普段の料理が美味しくないわけではない。だけど、比較するのが間違っているというような味わいだった。
「スープの味付け変えた?」
「ふふ、今日は私ではないんですよ?」
私の問いに、後ろに控えていたレイラが微笑を浮かべながら答える。
レイラの話では、どうやらエドガーおじさんやレジスが、念のためこの屋敷にきているらしい。
昨日の料理がどうなったのかとふと思ったら、心を読んだかのようにレイラがその疑問を解消させた。
昨日のは処分たらしい。煌びやかなデザートを食べ損なったことにショックを受け、さらには綺麗に盛り付けられていた料理を思い出す。
そして、もったいないなどと、実に平凡な干渉を抱く自分に気がつきく。
苦笑する。
私も単純だなぁ、と。
いや・・・・・・。
あぁ、そうか・・・・・・。
周囲の何気ない動作の一つ一つが。
おじさん達の料理が。
私を包み込んでいるからこそなのだ。
私はただ、そう感じた。
暖かい。
あんなことがあっても、私の家族はこんなにも強く、私を癒してくれる。
私は何の疑いも無く、ただ平凡に日常を享受していた自分を恥ずかしく思い、そして、自身を取り囲む環境に改めて感謝を覚えるのだった。
「おはようございます」
「おう、おはよう! 朝食はどうだったかな? 中々の自信作だったんだがね」
厨房の隣にある休憩室に向かうとにこやかな笑みを浮かべたおじさんに出迎えられた。
「はい! とても美味しかったです。特にコーンスープが」
レジスは、食事中だったのか口元を膨らませながら軽く片手を挙げてかえしてきた。
「そりゃ良かった! この分ならレジスも十分一人前だなぁ。なにせエリスちゃんに認められたんだからな」
どういうことだろう?
「スープ作ったのは僕なんだよ」
食事を飲み込んだレジスが照れくさそうにしかし、得意げに笑いながらそう言った。
「へぇ、ありがと」
レジスは首をかしげる。
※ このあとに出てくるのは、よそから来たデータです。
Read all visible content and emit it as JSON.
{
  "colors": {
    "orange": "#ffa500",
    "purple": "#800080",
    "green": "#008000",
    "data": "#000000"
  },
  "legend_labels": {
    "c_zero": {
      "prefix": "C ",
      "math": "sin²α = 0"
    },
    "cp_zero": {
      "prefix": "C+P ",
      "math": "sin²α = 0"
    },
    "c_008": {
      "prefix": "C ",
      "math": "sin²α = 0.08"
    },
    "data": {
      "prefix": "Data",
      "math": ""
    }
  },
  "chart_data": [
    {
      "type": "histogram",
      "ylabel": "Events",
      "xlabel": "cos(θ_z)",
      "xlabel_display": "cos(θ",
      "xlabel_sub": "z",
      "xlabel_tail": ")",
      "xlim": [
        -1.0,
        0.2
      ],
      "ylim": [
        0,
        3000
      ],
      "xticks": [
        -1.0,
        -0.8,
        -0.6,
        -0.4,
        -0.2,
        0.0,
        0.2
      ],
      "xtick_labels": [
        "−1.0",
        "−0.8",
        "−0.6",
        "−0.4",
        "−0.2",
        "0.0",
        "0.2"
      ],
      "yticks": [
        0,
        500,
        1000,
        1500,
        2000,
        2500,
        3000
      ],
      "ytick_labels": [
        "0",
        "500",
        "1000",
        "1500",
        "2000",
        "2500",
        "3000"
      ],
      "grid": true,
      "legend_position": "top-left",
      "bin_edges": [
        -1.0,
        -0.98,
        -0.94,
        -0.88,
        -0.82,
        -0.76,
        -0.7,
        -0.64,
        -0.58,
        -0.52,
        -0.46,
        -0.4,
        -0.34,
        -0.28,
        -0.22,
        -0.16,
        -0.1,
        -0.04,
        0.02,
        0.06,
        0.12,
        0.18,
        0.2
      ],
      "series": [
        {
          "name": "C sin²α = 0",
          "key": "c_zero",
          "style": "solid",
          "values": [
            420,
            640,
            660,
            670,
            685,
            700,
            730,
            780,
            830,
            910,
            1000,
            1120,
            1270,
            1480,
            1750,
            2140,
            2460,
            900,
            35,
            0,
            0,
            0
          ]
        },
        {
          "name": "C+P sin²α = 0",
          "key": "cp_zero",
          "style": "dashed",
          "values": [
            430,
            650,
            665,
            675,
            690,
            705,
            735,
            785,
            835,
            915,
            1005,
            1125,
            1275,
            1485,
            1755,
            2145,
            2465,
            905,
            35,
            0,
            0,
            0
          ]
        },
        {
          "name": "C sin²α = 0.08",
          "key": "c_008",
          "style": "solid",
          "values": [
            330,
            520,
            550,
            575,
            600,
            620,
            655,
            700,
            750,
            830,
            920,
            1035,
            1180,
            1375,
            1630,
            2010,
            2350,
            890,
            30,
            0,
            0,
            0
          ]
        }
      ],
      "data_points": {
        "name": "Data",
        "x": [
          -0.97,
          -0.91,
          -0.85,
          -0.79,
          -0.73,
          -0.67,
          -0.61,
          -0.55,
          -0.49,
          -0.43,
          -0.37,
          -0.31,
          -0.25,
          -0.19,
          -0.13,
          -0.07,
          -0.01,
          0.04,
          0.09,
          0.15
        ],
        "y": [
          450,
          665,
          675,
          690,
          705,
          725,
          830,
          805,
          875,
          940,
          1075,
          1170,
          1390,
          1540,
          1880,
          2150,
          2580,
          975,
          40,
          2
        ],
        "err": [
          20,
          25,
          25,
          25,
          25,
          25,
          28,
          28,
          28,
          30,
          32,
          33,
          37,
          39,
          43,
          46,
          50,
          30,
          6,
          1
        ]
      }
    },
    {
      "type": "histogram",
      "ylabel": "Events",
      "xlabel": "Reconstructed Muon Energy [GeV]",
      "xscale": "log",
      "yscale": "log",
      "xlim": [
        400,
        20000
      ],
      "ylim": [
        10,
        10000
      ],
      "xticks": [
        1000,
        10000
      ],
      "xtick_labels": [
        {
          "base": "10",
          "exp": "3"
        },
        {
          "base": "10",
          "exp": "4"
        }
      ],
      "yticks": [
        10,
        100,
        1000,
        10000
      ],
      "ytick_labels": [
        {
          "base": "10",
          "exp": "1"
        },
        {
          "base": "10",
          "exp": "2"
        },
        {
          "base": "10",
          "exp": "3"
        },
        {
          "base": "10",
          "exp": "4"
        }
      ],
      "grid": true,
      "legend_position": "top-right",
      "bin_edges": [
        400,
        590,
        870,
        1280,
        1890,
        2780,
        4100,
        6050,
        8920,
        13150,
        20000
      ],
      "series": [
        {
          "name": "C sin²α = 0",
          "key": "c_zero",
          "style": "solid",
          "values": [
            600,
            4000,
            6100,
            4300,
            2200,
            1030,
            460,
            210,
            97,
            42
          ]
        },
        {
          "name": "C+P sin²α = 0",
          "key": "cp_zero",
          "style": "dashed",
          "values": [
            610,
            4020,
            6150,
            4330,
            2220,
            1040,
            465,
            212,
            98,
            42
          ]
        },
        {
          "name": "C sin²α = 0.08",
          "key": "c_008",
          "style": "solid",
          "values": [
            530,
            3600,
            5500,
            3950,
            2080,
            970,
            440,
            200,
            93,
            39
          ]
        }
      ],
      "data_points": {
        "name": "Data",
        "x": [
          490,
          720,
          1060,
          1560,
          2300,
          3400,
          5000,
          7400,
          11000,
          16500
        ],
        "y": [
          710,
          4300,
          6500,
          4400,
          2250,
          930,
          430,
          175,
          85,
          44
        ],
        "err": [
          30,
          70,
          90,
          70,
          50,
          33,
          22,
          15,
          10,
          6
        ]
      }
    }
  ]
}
感想ではなく感謝を贈られたことが疑問だったのだろう。
しかし、私は言い直すことはせず、心の中で再び感謝の言葉を呟くのだった。
その後、穏やかに会話が続いた。
私はふと、ジェノスさんのことを思い出しながら、何故二人がここにいるのかを尋ねる。
・・・・・・。
どうやら、レジスと、エドガーおじさんの話では、ジェノスさんに甘え、ここにいるとの事。
ちなみに、ついてあげてはどうかと、提案したのは一緒にいたケビンさんらしい。
優しい人が多すぎる。
まったく、嬉しい苦笑が止みそうにない。
私はなんて恵まれているのだろうか。
しかし、二人に感謝すると共に、何もできていない自分に気がつく。
私は、それが悔しく許せない。
私は何も返せていない。
「・・・・・・エリスどうしたの? やっぱり――」
「ううん・・・・・・なんでもない」
私を気遣うはずだった言葉。きっと、嬉しくて優しくて、温かい言葉。
しかし、私はそれをさえぎる。
何時までも甘えていられない。
私は、レジスが胸を張って肯定できるような。家族に認めてもらえるような。
私が受けた優しさを。
私が得た暖かさを。
いつか皆に返せるように。
いつか誰かに与えられるように。
私は、成人の誓いの後に――
――そう、神聖なる二度目の誓いを立てた。